A collection of reviews and photography by Madeleine O'Gorman
Published in Inpress/TheMusic.com.au 09.05.12
The night’s apparel screams of a dazzling, bygone era. While the men look dapper in their fedoras and vintage suits, there’s no doubt that the ladies prevail both on and off stage. Beehived, fake-lashed and sequined lasses swarm around the venue in a bubbly Daisy Buchanan-way, before the first support commands everyone’s attention. With hips that snake around the stage, Stella Angelico oozes sultry, old-time glamour that’s perfect for tonight’s production. Together with her band The Switch, she oscillates between vulnerable lover to ballsy vixen, belting out, “…mister, I’m gonna eat ya alive”. A witty blonde adds to the eccentricity by playing host for the evening, introducing the jazz-act (and in-between band for the night) The PutBacks with a loud, “Areebaaaaaa!” The surprise fillers blow everyone away with their improv tunes before Kira Puru & The Bruise steal the spotlight back with a sensational, heavy blues performance. Puru robs the room of its joviality, lifting the crowd with a thrilling intensity through her fierce stance and towering vocals.

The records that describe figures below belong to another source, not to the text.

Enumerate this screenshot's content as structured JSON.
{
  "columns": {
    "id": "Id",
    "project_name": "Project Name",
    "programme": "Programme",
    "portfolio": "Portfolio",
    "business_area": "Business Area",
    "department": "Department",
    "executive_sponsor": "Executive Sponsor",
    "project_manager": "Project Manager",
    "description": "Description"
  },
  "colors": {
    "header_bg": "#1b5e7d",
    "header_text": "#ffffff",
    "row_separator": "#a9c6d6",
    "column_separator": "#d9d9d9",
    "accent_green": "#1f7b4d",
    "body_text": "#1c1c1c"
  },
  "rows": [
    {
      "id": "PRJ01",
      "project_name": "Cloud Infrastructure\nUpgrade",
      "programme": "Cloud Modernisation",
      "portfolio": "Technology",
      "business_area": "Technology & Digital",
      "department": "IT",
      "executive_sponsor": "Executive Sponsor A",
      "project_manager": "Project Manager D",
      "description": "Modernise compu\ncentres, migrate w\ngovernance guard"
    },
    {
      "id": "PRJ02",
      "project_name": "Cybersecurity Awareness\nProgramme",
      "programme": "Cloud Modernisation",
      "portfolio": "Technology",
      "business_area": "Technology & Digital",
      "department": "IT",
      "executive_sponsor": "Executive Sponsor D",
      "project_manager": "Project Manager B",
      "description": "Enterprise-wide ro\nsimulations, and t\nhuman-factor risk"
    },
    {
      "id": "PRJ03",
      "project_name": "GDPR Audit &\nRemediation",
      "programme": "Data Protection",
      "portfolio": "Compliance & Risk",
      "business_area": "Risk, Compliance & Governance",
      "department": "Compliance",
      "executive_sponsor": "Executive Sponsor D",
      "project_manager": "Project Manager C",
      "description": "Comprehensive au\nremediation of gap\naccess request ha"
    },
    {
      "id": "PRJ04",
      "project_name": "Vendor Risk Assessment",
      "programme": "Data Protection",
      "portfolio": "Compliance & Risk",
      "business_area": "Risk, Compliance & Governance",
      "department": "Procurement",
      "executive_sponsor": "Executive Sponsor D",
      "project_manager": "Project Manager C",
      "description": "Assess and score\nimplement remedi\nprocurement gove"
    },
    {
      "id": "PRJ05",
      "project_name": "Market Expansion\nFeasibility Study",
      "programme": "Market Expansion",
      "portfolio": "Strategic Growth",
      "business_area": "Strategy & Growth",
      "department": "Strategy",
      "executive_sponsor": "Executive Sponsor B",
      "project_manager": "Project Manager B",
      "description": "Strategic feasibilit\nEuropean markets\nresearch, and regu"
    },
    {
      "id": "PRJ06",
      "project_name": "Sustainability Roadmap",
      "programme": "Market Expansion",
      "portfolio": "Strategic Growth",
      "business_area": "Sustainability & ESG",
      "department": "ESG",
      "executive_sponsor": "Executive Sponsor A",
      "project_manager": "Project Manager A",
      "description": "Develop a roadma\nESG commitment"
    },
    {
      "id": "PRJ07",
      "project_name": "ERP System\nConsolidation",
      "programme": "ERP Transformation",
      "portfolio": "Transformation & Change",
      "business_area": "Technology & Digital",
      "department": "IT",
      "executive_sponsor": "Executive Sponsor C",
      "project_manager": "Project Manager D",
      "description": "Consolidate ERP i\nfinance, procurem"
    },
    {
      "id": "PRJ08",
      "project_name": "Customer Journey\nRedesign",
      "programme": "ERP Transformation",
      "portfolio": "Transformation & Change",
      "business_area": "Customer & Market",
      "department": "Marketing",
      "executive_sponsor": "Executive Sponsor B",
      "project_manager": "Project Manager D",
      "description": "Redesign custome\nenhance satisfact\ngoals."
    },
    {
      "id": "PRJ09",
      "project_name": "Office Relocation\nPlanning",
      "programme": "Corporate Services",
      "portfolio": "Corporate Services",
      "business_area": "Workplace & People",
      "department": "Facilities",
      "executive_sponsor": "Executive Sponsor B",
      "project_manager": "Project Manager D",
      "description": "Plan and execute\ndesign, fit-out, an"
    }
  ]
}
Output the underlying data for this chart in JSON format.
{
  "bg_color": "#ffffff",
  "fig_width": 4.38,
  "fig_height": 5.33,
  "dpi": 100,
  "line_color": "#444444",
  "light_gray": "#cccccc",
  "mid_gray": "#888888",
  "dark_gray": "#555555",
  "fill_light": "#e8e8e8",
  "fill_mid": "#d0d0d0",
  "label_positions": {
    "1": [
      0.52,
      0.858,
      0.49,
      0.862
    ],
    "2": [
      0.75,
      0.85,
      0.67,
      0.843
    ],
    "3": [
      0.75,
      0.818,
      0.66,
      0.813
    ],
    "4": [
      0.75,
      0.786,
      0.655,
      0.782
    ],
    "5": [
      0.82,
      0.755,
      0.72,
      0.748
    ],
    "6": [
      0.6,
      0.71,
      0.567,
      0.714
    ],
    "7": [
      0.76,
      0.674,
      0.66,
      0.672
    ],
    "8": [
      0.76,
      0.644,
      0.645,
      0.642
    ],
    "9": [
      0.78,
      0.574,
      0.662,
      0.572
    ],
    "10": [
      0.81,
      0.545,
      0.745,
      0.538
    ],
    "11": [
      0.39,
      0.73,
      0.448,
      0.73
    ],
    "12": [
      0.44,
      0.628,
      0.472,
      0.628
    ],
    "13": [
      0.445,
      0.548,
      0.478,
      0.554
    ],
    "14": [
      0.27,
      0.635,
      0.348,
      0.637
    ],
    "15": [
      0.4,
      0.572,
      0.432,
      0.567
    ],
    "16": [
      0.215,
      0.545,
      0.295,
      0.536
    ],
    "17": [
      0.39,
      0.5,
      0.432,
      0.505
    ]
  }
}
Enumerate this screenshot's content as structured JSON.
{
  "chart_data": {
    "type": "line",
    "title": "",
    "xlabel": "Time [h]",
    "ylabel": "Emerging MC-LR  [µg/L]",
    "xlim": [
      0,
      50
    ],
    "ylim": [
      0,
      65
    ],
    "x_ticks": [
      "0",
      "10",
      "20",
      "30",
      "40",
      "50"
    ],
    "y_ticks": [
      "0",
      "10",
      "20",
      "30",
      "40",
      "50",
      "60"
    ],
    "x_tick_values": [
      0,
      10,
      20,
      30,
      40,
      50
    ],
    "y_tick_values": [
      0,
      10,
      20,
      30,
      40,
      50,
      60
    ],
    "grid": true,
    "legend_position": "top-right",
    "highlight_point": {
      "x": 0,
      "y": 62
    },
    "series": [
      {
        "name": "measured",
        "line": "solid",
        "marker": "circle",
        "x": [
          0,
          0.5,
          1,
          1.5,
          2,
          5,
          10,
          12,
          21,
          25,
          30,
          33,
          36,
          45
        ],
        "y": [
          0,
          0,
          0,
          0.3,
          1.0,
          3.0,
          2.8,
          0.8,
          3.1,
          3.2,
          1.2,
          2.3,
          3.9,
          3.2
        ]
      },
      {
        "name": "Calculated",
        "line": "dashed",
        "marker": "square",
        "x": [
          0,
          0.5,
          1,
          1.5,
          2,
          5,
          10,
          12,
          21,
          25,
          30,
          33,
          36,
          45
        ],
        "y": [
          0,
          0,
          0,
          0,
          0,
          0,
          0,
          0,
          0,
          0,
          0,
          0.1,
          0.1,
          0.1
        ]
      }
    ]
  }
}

The silhouette of the night’s leading lady is striking in itself. Melbourne’s own Clairy Browne & The Bangin’ Rackettes have recently revived the doo-wop movement with their debut album Baby Caught The Bus, securing festival slots and national tours. Tonight, Browne’s signature high-hair and loud make-up brightens the already glitter-embellished stage. Feasting her eyes on her crowd of clones, she opens with the smoky Yellowbird before inviting her harmonising trio The Bangin’ Rackettes to the stage, completing the nine-piece line-up.
To label the show a ‘gig’ is a huge injustice to the whole production. During the stage-spectacular (if you will), we’re treated to costume changes, synchronised dancing and sax solos. One minute the matching Bangin’ Rackettes are crooning blues in Vicious Cycle, the next minute they’re go-go dancing in Baby Caught The Bus. While the spectacle is electrifying, the spine and allure of the group is Browne. She’s warm yet ballsy, with an enormous voice that could move mountains. Much like her supports, Browne’s feisty alter ego demands the room, hinting of a duet – ”tonight is all about tough bitches!” – before Puru surprises us from the crowd to sing a thrilling verse of You Don’t Owe Me Nothing. The steady-swagger of She Plays Up To You along with Aeroplane, I’ll Be Fine and Love Letter have the packed-room whistling and jiving before the encore Frankie caps off the night. Ladies and gentlemen, the stakes have been raised.